Best way to share certain passwords stored in Keepass?

What's the best way to share certain passwords that are stored in a Keepass database?

For example, I want to share certain Banking Passwords with a family member, but I don't want to share my work passwords (or my personal Keepass database password)


Solution 1:

I usually just create different database files and share them with a Dropbox link, having two different files with two different random keys. I'm using version 2.09.
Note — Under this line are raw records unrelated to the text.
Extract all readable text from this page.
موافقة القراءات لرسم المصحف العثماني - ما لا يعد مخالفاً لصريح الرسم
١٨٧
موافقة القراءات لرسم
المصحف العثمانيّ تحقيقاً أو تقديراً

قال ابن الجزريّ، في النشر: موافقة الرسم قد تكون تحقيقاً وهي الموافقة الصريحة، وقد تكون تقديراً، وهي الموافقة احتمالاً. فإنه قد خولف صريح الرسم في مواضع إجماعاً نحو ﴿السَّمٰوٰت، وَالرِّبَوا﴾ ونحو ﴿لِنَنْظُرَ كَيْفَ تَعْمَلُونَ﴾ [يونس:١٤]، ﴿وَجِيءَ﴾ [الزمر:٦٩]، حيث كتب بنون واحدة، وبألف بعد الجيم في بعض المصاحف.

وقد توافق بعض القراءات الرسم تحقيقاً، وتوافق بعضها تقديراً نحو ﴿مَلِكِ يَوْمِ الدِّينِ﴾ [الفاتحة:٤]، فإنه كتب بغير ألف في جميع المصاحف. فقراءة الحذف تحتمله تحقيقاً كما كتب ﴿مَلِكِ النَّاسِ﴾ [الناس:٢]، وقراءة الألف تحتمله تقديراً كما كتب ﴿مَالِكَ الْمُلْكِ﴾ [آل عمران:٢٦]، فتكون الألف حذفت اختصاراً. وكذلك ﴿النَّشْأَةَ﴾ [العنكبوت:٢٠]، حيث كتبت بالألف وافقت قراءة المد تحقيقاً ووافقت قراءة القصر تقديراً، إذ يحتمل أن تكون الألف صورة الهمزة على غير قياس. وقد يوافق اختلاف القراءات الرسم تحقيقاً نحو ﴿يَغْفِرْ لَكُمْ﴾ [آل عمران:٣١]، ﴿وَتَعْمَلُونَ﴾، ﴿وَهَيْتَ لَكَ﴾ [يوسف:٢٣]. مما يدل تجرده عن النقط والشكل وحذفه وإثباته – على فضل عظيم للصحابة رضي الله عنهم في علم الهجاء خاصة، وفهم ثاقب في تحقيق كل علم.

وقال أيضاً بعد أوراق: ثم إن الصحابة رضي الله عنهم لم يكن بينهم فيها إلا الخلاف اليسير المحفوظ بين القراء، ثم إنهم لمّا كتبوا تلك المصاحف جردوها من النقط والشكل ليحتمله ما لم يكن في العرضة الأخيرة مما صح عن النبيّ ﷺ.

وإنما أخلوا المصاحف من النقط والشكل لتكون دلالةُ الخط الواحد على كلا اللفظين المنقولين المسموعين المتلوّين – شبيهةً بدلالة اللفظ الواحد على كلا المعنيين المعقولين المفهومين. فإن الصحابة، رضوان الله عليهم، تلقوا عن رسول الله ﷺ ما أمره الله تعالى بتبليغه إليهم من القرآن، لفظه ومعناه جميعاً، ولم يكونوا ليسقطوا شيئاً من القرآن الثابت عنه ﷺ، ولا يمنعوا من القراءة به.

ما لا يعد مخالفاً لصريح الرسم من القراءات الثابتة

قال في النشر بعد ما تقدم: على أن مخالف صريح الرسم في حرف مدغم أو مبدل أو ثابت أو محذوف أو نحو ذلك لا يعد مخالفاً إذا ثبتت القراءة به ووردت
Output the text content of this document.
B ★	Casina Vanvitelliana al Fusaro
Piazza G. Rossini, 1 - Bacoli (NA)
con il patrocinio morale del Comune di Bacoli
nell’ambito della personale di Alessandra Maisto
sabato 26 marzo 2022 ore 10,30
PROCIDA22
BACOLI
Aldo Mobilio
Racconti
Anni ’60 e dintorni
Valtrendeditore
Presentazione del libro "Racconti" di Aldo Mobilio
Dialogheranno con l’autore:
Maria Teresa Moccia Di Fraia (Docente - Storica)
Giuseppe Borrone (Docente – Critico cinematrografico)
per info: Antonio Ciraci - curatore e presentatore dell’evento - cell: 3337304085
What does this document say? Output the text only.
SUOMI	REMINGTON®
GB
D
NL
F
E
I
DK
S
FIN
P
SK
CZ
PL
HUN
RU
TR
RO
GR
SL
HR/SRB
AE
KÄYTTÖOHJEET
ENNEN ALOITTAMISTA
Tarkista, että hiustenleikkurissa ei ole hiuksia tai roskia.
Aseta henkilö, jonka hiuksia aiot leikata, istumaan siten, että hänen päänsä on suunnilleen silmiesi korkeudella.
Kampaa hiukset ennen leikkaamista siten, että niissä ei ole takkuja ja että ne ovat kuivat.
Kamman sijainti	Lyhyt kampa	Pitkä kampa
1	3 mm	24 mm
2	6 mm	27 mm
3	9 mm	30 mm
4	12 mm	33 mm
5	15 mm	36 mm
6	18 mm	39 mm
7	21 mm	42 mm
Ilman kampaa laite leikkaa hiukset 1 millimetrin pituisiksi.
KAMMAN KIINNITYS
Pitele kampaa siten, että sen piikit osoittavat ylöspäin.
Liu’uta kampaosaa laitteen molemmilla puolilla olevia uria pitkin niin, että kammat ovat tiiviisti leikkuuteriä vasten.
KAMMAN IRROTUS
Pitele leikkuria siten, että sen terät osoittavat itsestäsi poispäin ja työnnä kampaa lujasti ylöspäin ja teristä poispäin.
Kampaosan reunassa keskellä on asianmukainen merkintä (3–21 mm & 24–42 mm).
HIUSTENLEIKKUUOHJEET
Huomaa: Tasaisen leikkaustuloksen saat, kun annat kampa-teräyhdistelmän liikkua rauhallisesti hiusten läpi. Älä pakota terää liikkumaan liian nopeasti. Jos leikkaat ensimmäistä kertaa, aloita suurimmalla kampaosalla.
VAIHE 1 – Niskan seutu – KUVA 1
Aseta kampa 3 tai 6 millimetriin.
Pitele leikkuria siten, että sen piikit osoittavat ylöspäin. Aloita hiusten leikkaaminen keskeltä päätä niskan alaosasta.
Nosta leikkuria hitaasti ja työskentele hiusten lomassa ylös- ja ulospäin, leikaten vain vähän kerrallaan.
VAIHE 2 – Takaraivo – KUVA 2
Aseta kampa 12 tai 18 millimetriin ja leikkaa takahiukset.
I have a "personal.kdbx" database that has all my personal stuff and a "company-name.kdbx". I usually use the "key file" option to open the databases since it's easier to the people I share with to copy it to an old USB drive and say "this drive is needed to open the passwords in the file, DO NOT lose this flash drive".

I don't know if this approach is a good one to your scenario, I think you're looking for some kind of "groups permissions" in a single *.kdbx file. I don't think this is possible. I haven't seen this option on the KeePass website or in the documentation.

Solution 2:

I work voluntarily on various IT related projects, where we are groups of people that share passwords, and the different groups all share their own KeePass databases via Dropbox. All users are then required to have a personal KeePass database wherein the key to the shared databases are stored. This allows us to have a very secure password on our shared databases, but also requires that the different users also use secure passwords for their private databases.

This process is then simplified further by this neat "trick" I found on the KeePass forum (slightly modified/improved):

  1. Create an entry in your personal database with the Password for the shared database
  2. On the advanced tab create a field named DbPath and with the value of where the shared database is located.
  3. Set the Url value to: cmd://"{APPDIR}\KeePass.exe" "{s:DbPath}" -pw-enc:{PASSWORD_ENC}
  4. Now, when you want to open the shared database, mark the entry and press CTRL + U.

Hope you find this approach as useful as I did. :)

UPDATE

I do not know your reasoning behind choosing KeePass (I personally prefer it), but it sounds like your needs could be better met using LastPass that has sharing features built in.